Three out of ten follow life.
Three out of ten follow death.
People who rush from birth to death
Are also three out of ten.
Why is that so?
Because they want to make too much of life.
I have heard that the one who knows how to live
Can wander through the land
Without encountering the rhinoceros or the tiger.
He passes the battlefield
Without being struck by weapons.
In him, the rhinoceros finds no opening for its horn.
The tiger finds no opening for its claws.
The soldiers find no opening for their blades.
Why is that so?
Death has no place in him.
(Translation by Stefan Stenudd.)
People first born out of the world eventually died and buried on the ground. Three- tenths of those who belong to longevity; three-tenths belong to short-lived people; some could have lived longer, but they made their way to death, also making them three-tenths. Why is this so? Because they overdid everything (such as overcaring, over struggling, over rushing, overindulging…).

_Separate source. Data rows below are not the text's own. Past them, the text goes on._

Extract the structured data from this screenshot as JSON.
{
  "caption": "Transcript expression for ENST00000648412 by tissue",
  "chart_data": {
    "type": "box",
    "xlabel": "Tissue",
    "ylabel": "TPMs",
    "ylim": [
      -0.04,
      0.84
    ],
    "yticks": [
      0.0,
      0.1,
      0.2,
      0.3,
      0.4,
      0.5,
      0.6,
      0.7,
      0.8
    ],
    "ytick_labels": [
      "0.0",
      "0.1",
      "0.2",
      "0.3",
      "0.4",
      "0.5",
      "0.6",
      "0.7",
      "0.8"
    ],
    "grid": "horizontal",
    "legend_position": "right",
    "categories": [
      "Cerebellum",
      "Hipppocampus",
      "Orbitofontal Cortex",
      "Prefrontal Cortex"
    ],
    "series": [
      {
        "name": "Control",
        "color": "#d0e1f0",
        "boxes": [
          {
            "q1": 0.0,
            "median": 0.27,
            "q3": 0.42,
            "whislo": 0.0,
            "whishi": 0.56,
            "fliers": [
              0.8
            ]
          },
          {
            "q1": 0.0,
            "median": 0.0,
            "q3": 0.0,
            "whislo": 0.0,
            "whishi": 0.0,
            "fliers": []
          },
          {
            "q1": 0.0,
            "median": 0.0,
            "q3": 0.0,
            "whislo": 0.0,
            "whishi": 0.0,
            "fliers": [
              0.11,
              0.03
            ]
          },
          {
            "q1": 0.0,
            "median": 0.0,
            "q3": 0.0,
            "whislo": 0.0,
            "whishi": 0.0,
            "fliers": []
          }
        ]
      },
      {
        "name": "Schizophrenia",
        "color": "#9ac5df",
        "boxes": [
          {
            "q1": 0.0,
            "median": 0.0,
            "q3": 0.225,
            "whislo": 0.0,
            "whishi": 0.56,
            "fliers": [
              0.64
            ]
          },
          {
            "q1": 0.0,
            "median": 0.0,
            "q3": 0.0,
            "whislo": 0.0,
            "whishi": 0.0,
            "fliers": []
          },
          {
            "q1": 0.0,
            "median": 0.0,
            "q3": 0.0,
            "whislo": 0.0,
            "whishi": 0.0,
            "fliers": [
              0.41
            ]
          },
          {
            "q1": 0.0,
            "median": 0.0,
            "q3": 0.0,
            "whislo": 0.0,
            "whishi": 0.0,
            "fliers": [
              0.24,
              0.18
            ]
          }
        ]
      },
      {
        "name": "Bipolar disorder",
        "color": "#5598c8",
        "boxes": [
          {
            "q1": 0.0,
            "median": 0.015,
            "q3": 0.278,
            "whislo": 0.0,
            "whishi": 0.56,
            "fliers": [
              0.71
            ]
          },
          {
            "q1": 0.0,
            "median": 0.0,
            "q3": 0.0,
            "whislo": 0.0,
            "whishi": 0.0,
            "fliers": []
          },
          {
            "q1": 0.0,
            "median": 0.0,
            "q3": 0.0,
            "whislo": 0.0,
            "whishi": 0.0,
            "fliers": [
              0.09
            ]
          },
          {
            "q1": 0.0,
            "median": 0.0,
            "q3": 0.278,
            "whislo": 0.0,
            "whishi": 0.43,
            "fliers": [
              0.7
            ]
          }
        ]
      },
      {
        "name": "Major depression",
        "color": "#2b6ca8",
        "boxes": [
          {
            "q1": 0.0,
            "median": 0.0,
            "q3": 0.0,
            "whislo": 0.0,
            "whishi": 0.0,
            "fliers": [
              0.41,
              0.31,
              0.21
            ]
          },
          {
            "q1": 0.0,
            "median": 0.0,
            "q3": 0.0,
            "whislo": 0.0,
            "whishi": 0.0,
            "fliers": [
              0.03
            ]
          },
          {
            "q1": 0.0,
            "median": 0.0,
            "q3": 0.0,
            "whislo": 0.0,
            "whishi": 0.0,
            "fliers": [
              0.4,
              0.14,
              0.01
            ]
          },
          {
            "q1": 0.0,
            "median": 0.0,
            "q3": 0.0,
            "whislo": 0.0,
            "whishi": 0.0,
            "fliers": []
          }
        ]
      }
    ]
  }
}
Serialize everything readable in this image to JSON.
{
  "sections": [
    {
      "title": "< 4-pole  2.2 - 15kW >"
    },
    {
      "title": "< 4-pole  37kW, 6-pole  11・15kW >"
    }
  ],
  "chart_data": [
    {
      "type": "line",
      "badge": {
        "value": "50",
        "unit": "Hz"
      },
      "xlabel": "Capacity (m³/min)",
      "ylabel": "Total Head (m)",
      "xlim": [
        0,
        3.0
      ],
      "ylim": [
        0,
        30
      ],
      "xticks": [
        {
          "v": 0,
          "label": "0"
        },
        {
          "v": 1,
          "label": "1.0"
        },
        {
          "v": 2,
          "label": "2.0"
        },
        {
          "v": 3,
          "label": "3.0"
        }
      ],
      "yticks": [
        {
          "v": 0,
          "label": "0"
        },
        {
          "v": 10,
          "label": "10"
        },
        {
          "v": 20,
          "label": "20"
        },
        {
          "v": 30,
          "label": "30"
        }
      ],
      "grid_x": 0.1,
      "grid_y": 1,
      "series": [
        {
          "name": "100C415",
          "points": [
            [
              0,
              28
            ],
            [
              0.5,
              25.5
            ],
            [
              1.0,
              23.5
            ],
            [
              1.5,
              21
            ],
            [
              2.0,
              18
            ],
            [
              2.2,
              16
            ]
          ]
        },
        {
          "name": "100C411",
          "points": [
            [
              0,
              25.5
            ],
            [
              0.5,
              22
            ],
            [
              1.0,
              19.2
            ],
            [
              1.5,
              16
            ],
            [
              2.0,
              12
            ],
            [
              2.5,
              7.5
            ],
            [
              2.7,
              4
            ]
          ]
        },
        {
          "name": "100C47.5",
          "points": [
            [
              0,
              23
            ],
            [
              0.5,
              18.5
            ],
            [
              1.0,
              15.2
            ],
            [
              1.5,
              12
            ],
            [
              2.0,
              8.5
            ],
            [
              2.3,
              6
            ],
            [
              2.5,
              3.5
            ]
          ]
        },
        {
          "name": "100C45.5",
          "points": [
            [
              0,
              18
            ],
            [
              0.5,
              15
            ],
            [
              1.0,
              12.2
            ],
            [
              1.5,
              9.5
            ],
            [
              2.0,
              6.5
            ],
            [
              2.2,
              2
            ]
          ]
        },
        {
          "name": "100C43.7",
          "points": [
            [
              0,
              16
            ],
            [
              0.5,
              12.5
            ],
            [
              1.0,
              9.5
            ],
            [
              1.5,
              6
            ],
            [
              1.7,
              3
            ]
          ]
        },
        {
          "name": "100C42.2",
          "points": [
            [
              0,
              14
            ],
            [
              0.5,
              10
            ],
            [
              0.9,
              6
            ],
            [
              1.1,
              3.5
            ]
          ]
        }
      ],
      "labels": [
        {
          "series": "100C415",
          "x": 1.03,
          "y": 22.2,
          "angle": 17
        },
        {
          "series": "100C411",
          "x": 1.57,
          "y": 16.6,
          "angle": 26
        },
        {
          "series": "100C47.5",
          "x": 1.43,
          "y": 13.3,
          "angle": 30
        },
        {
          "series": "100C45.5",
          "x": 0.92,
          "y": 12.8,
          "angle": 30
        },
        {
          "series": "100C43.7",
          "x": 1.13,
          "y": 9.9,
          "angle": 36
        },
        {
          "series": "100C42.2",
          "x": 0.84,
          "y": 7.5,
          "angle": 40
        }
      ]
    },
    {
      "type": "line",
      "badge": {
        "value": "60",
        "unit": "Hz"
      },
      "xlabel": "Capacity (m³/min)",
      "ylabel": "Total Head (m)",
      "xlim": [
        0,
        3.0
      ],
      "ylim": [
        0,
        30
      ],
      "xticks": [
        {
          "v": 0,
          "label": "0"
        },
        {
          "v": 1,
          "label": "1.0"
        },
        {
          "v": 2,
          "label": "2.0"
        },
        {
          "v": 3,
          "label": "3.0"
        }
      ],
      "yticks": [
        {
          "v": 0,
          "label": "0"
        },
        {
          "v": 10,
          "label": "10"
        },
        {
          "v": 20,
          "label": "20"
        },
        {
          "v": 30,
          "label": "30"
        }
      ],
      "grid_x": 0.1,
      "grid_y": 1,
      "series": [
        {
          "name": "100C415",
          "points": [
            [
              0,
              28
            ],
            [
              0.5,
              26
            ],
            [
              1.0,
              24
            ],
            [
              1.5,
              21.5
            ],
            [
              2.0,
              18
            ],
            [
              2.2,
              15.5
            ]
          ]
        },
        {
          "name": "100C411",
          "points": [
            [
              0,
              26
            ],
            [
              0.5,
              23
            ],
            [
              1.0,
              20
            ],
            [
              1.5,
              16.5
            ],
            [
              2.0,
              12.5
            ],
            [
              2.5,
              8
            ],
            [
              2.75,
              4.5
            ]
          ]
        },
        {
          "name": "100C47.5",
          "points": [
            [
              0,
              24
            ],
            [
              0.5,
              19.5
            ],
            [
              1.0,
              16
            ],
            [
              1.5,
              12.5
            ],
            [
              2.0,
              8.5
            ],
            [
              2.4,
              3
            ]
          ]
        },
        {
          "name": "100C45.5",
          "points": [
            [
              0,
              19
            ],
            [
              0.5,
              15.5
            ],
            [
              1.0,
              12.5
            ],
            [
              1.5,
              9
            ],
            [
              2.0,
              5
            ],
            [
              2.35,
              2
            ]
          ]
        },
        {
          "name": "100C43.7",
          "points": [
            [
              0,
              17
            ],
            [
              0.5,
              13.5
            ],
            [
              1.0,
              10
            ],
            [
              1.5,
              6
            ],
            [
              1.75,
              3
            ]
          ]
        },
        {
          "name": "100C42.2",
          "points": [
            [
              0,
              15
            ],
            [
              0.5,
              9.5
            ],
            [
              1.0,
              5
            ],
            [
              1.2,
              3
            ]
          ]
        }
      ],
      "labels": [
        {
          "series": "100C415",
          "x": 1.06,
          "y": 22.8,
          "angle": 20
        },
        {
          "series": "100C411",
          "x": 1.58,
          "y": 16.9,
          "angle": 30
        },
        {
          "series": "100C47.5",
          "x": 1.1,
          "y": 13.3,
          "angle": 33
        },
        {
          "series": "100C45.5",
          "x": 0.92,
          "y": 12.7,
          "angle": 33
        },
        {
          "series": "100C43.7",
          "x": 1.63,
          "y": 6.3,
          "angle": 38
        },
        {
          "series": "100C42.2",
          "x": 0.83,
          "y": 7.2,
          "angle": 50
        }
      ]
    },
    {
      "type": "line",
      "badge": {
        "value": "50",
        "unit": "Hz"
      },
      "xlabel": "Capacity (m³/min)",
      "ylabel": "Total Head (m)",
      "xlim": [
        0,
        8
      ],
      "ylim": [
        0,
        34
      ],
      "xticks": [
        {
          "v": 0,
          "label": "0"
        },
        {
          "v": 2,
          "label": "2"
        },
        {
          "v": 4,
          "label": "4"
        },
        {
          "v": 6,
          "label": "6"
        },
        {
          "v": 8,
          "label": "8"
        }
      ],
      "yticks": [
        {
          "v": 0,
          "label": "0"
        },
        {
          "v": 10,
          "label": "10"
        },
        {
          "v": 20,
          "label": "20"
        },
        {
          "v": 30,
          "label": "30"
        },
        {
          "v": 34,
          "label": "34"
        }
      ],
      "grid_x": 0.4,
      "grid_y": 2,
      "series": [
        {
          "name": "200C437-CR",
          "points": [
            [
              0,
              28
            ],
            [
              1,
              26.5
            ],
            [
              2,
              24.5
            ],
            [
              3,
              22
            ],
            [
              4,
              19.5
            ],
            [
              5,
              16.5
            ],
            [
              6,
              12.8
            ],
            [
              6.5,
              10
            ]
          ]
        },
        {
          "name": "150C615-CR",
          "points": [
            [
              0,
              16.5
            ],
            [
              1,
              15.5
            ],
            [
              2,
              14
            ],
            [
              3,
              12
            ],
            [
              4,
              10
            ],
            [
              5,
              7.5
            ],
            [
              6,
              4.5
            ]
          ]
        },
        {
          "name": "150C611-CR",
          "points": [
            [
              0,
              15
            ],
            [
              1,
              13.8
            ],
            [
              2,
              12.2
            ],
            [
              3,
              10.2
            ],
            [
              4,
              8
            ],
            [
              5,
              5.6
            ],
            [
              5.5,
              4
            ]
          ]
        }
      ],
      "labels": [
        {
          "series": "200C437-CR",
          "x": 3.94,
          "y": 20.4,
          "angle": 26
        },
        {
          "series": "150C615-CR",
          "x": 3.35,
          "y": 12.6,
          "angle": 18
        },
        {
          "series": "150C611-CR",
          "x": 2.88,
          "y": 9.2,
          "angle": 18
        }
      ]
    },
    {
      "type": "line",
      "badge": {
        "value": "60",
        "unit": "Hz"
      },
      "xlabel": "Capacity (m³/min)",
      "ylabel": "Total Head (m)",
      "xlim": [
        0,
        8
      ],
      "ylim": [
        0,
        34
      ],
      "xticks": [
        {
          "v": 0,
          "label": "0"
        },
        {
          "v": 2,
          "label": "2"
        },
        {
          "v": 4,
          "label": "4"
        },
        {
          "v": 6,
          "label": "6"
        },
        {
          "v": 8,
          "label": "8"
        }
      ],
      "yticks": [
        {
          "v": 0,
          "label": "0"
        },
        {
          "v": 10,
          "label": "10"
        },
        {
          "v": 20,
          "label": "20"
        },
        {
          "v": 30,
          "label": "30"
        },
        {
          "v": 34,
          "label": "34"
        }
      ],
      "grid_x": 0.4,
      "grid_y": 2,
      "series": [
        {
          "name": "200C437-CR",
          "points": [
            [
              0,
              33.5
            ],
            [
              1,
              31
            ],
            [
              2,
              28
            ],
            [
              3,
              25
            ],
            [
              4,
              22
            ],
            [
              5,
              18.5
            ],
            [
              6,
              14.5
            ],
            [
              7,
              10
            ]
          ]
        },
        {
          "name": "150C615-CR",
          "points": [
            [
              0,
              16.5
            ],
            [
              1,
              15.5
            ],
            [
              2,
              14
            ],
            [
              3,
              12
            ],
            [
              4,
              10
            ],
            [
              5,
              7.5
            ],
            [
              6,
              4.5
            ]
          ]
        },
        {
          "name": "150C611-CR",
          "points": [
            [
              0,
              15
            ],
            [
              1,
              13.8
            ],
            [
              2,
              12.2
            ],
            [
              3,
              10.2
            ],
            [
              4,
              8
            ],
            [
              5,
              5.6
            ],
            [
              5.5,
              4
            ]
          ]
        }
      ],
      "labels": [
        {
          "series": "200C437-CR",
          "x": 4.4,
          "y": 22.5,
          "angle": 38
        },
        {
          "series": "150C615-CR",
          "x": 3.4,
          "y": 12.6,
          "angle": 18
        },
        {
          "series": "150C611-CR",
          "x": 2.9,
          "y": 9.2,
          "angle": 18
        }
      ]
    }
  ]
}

There is the remaining one-tenth of people who are good at protecting their lives and who live naturally. It is said they walk on land without encountering vicious rhinos and tigers, and they can not be harmed by weapons during the war. The rhinoceros does not appear to back them into a corner, the tiger is nowhere to claw at them, and the weapons have no space to attack with their blades. Why is this so? Because these people follow nature, appreciate life, and accept death when their time has come.
This content reminds me the story of Lao Tzu and His Friend (an article I posted on my blog before-http://loveneverending.com/lao-tzu-and-his-friend/). Here, his friend commented on him, saying “When it was suitable to come into the world, the Master came at the right time. When it was suitable to depart the world, the Master left naturally. If one can calmly wait for the right moment and go with the natural flow, sadness and joy cannot enter the heart. The ancients would call that being released by the Emperor from hanging upside down.” No wonder the legend says that Lao Tzu lived up to one hundred and sixty years old.